Conversation Job try/finally Pattern

end_of_conversation_handled = False
try:
    # ... conversation phases ...
    end_of_conversation_handled = True
    return await handle_end_of_conversation(...)
finally:
    if not end_of_conversation_handled:
        await handle_end_of_conversation(..., end_reason="error")

Dead Consumer Cleanup

  • Automatic: cleanup_dead_consumers() — 30s idle threshold → XCLAIM + XACK (discards, no reprocess) + DELCONSUMER
  • Manual: cleanup_stuck_stream_workers() endpoint — 5 min idle threshold, same pattern
  • Zombie RQ jobs: check_job_alive() called each iteration of long-running jobs; exits if job missing from Redis

Edge Cases

  • No meaningful speech: transcribe_full_audio_job marks conversation deleted=True, end_reason="no_meaningful_speech" (word count < 10, duration < 5s)
  • Audio file not ready: 30s timeout → conversation marked deleted with end_reason="audio_file_not_ready"
  • Stream trimming: MAXLEN 25,000 on audio streams; results streams deleted after conversation ends
  • Session timeout: 24h max → graceful exit, cleanup

Job Timeouts

Job Queue Timeout
speech_detection_job transcription_queue 24 hours
audio_persistence_job audio_queue 24 hours
recognize_speakers_job default_queue 20 min
memory_extraction_job memory_queue 15 min
generate_title_summary_job default_queue 5 min

On timeout, RQ kills the job. Dependent deferred jobs stay deferred forever.

BackgroundTaskManager

File: task_manager.py — tracks all async tasks in the FastAPI process.
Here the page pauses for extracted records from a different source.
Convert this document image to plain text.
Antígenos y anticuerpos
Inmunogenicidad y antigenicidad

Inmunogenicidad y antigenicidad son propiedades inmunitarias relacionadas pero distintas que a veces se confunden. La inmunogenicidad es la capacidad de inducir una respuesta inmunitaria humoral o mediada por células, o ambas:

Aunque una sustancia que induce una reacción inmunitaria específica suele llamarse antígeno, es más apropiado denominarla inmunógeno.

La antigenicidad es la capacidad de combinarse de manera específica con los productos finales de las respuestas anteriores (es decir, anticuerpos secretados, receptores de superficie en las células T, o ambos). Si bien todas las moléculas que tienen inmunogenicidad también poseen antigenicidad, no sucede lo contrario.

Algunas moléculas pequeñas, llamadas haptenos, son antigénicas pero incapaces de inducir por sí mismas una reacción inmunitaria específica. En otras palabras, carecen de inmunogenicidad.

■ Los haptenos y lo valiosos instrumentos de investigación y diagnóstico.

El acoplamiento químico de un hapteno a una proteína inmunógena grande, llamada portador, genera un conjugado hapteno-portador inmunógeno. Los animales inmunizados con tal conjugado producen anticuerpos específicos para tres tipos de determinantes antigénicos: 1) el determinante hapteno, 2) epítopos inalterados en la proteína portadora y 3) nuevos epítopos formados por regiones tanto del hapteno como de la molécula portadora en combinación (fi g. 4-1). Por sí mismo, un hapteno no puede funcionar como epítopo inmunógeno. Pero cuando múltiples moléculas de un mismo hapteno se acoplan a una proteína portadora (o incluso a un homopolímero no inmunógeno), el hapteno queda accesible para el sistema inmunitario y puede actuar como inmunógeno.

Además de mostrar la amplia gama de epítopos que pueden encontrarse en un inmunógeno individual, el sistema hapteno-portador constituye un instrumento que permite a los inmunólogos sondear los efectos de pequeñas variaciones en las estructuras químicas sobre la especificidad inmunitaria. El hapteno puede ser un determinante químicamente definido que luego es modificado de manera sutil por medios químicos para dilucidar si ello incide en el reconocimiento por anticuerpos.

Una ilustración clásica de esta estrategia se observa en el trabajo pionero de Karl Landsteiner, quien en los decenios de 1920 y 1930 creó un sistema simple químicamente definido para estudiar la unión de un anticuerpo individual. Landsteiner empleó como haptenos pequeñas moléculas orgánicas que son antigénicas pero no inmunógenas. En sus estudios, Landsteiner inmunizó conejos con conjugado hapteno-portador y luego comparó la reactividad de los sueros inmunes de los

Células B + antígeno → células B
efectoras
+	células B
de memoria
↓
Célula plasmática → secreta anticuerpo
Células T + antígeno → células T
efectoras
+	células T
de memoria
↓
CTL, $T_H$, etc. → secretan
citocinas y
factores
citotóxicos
  • track_task() / _task_done(): Register, detect completion/error, cap completed at 1,000
  • _periodic_cleanup(): Every 30s, cancels tasks exceeding timeout
  • shutdown(): Cancels all, waits 30s
  • cancel_tasks_for_client(): On disconnect, cancels non-processing tasks (preserves transcription_chunk, memory, cropping)

What the Pipeline Does NOT Do

  • No retry logic: Failures log-and-continue or raise/return-failure. No backoff, no dead letter queues.
  • No circuit breakers: External service outages cause immediate failures.
  • No cascade job cancellation: Failed/timed-out RQ jobs leave dependents deferred forever.
  • No automatic session recovery: Failed speech detection → session dead until reconnect.